Leveraging talent
No one feels the effects of these economic realities more than the new researchers who come to Dana-Farber with little but the ideas in their heads, figuratively speaking. Although both clinical and basic scientists earn Institute paychecks, they are responsible for bringing in their own research funding. The catch-22: to qualify for NIH support, the researcher must convince grant-proposal reviewers that the project has promise.
"To apply for grants you need preliminary data, but you don't have any yet," says Sicinski, who received MD and PhD degrees in his native Poland and trained in England and Cambridge, Mass., before coming to Dana-Farber five years ago. "So you need support for two or three years."
Matthew Kulke, MD, devotes part of his time to seeing patients such as Anita O'Brien.
To ease this transition, DFCI provides new researchers with start-up funds to pay all or part of their salaries for a certain number of years and to establish laboratories. These seed funds may amount to several hundred thousand dollars per investigator.
With this aid, Sicinski purchased the expensive equipment he needs to study the development of animal embryos, including an embryo manipulation station and two high-end microscopes. He has a particular financial burden because of the many experimental mice he needs: It costs about $30,000 a year just to maintain 100 mouse cages.
Sicinski also benefited from the Institute's Claudia Adams Barr Program in Innovative Basic Cancer Research, intended to help tide over young researchers in their early years. The 15-year-old program is fueled by funds collected by runners in the annual Dana-Farber Marathon Challenge.
Kulke was in much the same situation when he joined the Institute in 1997 as a medical oncology fellow. His salary was supplied by Dana-Farber to compensate his time seeing patients with gastrointestinal cancers. But he would have to track down his own research money.
Again, a DFCI program came to the rescue when Kulke was named a Dunkin' Donuts Rising Star as part of another effort to fund junior investigators, this one by the Massachusetts-based restaurant chain. The program provided him with valuable support from 1999 to 2001.

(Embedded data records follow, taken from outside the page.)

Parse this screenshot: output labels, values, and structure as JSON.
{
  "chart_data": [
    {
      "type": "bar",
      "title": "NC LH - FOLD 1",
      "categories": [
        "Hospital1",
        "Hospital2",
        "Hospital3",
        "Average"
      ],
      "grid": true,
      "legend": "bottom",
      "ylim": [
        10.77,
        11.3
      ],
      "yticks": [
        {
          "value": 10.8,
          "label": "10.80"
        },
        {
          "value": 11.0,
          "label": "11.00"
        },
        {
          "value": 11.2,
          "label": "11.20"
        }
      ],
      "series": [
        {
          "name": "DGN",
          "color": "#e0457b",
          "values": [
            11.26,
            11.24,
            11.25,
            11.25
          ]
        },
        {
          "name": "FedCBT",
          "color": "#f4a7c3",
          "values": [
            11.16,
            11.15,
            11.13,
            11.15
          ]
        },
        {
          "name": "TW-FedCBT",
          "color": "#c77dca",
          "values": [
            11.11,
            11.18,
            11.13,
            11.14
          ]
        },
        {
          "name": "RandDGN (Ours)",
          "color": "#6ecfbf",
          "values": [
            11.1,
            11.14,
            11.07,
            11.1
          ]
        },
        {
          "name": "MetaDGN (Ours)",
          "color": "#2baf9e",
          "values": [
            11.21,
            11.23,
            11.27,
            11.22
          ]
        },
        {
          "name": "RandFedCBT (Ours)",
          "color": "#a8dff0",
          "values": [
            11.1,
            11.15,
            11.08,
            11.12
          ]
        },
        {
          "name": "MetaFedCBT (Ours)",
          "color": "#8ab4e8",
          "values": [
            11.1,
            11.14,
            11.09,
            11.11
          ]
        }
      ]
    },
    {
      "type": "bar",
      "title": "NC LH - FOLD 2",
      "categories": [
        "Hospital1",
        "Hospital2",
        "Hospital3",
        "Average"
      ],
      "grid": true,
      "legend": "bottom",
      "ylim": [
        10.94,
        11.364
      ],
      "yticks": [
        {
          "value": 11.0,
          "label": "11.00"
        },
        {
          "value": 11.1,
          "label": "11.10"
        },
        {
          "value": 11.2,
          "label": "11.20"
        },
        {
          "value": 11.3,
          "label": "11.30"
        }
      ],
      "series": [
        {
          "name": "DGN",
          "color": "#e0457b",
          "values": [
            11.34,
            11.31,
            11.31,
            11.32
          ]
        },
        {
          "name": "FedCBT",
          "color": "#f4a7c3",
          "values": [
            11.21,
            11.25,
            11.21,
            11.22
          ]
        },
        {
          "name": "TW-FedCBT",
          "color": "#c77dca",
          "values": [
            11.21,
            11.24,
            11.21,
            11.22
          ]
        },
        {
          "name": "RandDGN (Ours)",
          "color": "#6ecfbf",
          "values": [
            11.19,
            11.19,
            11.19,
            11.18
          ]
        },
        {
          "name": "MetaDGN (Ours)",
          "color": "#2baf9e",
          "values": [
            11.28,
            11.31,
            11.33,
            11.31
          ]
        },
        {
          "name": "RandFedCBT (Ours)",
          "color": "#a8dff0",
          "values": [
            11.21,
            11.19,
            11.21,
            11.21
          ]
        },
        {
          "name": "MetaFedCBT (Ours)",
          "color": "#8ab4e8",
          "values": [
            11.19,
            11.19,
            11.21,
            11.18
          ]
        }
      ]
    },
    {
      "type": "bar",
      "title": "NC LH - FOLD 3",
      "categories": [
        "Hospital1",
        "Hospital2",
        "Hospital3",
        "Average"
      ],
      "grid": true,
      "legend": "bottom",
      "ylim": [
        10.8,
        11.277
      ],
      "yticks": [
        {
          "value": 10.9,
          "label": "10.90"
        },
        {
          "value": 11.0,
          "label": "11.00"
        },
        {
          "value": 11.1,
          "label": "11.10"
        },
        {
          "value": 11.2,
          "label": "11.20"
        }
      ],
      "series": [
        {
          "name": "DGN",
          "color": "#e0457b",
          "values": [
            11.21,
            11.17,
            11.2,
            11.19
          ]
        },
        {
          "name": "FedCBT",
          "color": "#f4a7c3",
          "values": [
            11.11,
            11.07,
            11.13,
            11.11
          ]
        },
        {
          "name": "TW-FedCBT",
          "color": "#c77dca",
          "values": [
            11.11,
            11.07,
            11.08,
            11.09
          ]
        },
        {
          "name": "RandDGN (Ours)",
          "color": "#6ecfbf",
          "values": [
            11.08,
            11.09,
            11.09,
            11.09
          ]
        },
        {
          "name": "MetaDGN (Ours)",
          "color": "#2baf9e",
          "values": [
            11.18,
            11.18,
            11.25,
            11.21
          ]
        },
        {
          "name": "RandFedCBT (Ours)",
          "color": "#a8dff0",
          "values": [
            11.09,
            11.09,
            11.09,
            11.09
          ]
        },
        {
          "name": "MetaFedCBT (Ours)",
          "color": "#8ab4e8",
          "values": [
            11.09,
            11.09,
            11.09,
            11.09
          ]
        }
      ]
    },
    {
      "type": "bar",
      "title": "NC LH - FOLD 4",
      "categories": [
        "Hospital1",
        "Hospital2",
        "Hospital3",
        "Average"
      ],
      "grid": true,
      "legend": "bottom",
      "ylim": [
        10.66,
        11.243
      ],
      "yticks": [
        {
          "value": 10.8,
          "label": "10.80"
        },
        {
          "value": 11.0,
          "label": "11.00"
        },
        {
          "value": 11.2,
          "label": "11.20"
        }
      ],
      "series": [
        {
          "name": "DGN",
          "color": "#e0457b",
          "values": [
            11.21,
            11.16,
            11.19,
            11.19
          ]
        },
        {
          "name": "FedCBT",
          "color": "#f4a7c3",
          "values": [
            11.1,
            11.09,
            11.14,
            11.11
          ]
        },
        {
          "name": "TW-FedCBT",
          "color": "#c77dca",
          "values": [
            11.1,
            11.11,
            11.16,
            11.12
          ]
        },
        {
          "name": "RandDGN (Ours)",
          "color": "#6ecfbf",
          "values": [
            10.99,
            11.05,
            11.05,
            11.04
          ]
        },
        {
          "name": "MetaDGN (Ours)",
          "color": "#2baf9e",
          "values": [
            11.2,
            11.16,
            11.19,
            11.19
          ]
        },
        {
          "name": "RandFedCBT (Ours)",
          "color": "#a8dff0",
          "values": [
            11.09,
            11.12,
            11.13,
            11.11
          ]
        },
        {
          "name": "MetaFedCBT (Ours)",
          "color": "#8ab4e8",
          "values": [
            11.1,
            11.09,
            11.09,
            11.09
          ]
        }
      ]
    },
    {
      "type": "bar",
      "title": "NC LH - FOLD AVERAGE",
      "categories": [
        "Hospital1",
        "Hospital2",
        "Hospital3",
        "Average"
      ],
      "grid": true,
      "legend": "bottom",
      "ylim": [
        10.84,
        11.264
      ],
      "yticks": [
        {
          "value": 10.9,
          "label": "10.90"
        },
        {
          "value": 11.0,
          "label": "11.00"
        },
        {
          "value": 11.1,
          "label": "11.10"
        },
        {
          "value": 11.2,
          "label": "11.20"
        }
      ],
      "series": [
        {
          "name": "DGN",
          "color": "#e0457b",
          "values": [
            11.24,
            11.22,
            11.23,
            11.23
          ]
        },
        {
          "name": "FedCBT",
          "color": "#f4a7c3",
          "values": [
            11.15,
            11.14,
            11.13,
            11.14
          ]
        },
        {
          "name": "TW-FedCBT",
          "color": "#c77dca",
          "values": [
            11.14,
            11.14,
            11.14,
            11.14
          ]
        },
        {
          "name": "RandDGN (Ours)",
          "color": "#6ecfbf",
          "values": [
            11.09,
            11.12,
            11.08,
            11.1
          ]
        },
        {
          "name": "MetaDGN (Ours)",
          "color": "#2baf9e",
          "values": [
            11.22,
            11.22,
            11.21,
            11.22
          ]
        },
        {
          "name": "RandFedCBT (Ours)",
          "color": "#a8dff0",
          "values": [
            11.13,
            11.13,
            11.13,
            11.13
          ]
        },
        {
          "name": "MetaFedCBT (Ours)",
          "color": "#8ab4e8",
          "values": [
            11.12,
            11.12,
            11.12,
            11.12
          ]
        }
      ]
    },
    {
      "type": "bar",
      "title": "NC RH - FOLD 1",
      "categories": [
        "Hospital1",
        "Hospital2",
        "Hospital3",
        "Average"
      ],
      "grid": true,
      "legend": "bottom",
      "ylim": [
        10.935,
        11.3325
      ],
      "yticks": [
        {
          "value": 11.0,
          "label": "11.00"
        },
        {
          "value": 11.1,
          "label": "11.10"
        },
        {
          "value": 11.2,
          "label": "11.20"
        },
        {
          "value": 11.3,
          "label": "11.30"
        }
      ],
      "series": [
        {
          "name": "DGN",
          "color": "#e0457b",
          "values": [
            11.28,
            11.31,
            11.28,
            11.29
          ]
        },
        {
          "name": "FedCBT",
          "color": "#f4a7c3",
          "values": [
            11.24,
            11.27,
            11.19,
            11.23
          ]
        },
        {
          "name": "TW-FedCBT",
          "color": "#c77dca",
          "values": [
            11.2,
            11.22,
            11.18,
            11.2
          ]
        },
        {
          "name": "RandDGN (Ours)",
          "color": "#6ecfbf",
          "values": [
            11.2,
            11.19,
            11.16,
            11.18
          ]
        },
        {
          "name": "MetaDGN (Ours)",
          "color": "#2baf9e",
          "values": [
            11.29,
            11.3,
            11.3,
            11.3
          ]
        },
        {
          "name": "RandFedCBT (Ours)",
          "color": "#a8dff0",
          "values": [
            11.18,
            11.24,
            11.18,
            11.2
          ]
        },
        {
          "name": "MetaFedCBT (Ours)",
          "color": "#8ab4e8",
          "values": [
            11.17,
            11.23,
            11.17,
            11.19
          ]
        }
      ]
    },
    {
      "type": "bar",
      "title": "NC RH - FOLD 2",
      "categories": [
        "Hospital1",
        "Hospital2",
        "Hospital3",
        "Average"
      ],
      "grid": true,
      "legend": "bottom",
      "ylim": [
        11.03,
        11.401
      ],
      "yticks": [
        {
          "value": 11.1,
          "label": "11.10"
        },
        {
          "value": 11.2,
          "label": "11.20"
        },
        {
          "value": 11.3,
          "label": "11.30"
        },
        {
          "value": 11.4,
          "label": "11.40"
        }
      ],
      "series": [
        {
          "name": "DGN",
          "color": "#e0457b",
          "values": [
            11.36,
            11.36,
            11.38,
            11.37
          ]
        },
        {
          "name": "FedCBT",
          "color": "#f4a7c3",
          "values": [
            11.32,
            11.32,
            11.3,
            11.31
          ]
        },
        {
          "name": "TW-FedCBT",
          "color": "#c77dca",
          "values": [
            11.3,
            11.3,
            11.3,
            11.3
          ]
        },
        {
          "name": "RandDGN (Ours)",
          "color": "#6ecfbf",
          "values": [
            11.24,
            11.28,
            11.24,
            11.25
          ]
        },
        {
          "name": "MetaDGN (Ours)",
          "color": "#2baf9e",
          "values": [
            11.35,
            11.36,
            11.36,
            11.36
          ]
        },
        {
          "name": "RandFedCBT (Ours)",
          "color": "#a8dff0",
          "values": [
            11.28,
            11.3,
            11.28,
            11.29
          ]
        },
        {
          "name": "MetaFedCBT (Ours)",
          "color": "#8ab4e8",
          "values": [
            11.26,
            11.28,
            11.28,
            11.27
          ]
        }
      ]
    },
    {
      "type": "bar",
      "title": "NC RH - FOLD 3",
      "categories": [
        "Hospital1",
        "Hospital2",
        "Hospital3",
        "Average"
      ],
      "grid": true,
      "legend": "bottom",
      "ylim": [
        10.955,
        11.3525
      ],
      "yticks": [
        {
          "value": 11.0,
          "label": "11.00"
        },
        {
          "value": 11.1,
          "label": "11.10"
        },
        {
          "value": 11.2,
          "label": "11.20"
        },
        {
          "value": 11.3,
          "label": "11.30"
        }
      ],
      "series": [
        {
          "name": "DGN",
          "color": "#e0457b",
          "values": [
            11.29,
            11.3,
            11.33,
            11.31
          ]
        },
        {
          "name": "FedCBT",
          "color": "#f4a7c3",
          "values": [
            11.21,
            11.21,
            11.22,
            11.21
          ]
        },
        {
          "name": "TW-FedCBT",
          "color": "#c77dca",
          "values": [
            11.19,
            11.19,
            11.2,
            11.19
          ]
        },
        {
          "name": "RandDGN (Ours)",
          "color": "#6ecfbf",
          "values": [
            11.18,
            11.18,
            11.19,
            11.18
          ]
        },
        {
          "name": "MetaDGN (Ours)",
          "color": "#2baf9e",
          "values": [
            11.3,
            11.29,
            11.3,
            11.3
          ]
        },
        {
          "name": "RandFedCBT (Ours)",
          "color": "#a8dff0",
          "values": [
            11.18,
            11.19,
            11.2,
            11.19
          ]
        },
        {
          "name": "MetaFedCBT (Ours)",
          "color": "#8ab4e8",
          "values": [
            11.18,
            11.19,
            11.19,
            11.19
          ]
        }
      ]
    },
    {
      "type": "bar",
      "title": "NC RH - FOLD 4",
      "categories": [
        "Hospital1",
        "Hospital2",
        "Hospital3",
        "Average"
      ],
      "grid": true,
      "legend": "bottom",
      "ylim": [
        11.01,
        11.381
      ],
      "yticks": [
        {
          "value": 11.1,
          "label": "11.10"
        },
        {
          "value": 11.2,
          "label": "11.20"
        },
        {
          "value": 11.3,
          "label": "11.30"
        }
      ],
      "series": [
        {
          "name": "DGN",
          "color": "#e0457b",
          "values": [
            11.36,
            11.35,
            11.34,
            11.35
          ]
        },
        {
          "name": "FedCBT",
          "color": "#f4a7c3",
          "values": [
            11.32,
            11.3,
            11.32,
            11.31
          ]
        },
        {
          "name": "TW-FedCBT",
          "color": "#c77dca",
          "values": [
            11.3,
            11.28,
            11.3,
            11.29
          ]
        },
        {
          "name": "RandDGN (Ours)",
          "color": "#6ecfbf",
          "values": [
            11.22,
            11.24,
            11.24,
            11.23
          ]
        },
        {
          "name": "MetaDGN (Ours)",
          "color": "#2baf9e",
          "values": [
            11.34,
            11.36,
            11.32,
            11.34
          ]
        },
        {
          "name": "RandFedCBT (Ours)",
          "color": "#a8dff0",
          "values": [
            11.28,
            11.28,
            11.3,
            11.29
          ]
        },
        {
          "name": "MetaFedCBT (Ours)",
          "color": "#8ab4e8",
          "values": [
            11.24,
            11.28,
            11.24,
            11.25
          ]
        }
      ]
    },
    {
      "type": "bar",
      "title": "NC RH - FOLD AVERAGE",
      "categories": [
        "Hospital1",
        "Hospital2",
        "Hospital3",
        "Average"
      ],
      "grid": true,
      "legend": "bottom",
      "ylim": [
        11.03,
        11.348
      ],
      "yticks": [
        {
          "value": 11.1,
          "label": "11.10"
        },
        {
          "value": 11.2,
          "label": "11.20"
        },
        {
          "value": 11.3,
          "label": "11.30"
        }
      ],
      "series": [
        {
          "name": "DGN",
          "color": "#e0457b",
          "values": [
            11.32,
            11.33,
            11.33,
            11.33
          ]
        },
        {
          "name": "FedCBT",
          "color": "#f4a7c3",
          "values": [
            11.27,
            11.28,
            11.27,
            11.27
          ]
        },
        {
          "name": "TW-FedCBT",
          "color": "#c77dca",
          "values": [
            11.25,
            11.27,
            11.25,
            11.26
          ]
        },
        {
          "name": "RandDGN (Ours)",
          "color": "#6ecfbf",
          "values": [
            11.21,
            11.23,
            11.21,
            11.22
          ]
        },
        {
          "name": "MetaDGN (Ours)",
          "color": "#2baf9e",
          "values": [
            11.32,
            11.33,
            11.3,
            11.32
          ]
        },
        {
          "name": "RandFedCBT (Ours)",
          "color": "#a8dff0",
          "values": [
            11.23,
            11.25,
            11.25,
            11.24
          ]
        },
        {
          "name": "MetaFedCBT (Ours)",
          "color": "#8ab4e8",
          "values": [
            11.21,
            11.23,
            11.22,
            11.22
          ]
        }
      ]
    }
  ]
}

At the same time, the young scientist got involved in clinical trials of Endostatin, which produced some positive results in patients who had neuroendocrine tumors — the type in which Kulke is interested. That led to his being chosen for additional clinical trials of other drugs for carcinoid tumors, a kind of neuroendocrine cancer found in the gastrointestinal tract. Kulke, who along with Robert Mayer wrote a New England Journal of Medicine review article on carcinoid tumors, subsequently came to the attention of the Verto Foundation in New York, which funds research on these tumors. Recently, he received a two-year, $500,000 grant from the foundation.
"This is huge," he says. "The hope is that once we've been able to get preliminary data from this research, we'll be in a position to write an NIH grant proposal and leverage this into a larger federally funded project."